A Fool There Was zeigt 1915 erstmals die Figur des Vamps im Kino

Die dunkle Verführerin bzw. der Vamp war als Sirene, Racheengel oder Vampirin im Mythos, in der Malerei, in der Musik und in der Literatur ein beliebtes Motiv. Einige der gefährlichen Grazien sind Salomé, Circe, Loreley oder Lulu. Nach 1900 fand die Femme fatale im neuen Medium Film Einzug, wobei die hinreißende Theda Bara als erste cineastische Verkörperung des Vamps gilt.

Theda Bara in A FOOL THERE WAS (1915) © Fox Film Corp.

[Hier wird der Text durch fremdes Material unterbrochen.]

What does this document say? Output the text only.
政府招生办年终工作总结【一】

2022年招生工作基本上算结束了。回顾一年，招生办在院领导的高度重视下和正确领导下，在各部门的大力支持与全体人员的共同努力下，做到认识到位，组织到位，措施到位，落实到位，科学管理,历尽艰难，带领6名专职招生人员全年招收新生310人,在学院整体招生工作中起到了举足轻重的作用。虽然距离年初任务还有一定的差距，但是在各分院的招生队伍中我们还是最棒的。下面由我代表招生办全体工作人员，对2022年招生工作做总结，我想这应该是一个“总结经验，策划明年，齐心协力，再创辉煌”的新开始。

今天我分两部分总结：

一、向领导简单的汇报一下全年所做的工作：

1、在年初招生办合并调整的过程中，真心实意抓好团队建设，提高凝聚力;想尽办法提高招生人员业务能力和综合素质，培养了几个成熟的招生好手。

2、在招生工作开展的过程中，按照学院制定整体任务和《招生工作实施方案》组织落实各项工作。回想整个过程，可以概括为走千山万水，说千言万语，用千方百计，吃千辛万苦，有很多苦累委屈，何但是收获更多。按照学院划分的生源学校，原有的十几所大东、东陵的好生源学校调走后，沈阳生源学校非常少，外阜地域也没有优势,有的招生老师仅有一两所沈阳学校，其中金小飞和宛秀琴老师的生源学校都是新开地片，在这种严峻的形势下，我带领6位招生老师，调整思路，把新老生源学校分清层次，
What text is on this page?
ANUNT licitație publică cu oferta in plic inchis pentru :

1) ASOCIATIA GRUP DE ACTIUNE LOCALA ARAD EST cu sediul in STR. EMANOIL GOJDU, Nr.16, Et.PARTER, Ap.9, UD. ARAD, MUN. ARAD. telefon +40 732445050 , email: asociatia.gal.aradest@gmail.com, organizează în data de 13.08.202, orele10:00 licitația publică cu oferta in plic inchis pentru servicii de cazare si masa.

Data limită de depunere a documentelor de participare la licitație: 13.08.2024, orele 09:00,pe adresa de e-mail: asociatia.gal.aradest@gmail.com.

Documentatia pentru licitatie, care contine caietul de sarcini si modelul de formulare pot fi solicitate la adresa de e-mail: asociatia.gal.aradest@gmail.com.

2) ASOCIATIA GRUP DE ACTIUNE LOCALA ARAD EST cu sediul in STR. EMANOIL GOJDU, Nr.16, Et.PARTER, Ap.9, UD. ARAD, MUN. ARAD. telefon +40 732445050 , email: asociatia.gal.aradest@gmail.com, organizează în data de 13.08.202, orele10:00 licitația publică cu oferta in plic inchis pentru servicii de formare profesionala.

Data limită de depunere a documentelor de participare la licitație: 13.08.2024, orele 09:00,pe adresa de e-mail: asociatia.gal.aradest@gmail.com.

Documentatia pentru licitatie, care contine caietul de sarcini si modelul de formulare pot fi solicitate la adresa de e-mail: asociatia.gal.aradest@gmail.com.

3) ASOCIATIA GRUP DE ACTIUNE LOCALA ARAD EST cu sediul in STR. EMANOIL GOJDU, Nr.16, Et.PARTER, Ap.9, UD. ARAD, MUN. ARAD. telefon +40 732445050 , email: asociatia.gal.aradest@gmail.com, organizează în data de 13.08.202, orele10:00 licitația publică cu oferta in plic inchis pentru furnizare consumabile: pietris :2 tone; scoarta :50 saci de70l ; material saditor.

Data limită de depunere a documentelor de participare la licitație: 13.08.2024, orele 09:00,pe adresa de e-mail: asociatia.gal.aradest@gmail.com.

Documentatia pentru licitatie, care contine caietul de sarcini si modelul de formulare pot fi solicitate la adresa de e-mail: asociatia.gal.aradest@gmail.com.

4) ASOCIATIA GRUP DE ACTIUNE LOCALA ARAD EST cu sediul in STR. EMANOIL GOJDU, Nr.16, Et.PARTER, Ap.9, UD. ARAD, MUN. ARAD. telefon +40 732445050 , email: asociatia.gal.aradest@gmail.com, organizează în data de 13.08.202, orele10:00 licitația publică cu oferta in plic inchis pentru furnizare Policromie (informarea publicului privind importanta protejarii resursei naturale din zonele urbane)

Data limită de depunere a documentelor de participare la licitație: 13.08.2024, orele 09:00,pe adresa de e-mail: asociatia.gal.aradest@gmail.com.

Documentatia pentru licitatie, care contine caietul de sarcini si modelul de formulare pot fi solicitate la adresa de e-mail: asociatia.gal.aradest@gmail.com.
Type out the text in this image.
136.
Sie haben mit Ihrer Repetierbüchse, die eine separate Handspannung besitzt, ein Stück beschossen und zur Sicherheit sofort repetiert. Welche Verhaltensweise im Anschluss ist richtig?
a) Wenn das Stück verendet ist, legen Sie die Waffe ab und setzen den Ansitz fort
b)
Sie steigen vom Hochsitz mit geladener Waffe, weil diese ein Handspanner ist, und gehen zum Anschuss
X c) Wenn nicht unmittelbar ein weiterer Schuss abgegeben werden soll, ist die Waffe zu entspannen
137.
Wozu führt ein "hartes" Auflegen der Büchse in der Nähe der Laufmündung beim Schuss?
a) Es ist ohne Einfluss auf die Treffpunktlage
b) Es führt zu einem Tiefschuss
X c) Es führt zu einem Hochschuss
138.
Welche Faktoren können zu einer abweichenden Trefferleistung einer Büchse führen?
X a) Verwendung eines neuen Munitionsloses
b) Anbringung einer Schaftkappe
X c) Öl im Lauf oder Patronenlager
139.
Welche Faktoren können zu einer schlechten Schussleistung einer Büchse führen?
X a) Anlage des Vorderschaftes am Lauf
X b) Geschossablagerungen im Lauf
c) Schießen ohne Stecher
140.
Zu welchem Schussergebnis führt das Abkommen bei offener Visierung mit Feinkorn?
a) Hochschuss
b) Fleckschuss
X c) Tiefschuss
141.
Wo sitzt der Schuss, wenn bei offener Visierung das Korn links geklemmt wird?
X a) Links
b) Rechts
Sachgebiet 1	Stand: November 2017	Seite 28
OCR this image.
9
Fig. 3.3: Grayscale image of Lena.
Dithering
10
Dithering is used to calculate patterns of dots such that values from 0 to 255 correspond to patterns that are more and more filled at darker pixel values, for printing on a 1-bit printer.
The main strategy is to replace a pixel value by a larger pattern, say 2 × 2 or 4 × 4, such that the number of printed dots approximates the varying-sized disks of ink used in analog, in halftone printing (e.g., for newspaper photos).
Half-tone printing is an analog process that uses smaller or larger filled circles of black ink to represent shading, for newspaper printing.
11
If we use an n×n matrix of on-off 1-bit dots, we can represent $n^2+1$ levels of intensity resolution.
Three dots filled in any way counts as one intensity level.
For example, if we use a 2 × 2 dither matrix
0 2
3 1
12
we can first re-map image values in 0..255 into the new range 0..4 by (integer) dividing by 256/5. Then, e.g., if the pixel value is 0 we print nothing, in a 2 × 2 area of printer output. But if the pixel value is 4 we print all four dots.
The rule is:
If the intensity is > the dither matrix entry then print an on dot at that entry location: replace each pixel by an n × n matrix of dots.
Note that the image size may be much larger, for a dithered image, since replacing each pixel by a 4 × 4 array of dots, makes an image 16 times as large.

Zahlreiche Kolleginnen traten in ihre Fußstapfen und es hat den Anschein als käme keine Dekade ohne mindestens einen Vamp auf der Leinwand aus: Marlene Dietrich als Lola in Der blaue Engel (1930), Gene Tierney als Ellen Berent Harland in Todsünde (1945), Sharon Stone als Catherine Tramell in Basic Instinct (1992) oder Carey Mulligan als Cassie Thomas in Promising Young Woman (2020), um nur einige zu nennen.

Der Vamp als Filmfigur

Der Vamp, kurz für Vampirin, saugt kein Blut, jedoch entzieht sie dem ihr zum Opfer gefallenen Mann die Lebenskraft, indem sie ihn in jeder Hinsicht – emotional, sexuell, wirtschaftlich – ausbeutet, was ihn am Ende oft umbringt. Die (sexuell) aktive und selbstbestimmte Frau war bis in die 1960er Jahre eine verstörende Vorstellung und die zahlreichen negativen stereotypen Darstellungen dämonisieren sie als fleischgewordene Perversion, die den moralischen Verfall der Gesellschaft herbeiführt.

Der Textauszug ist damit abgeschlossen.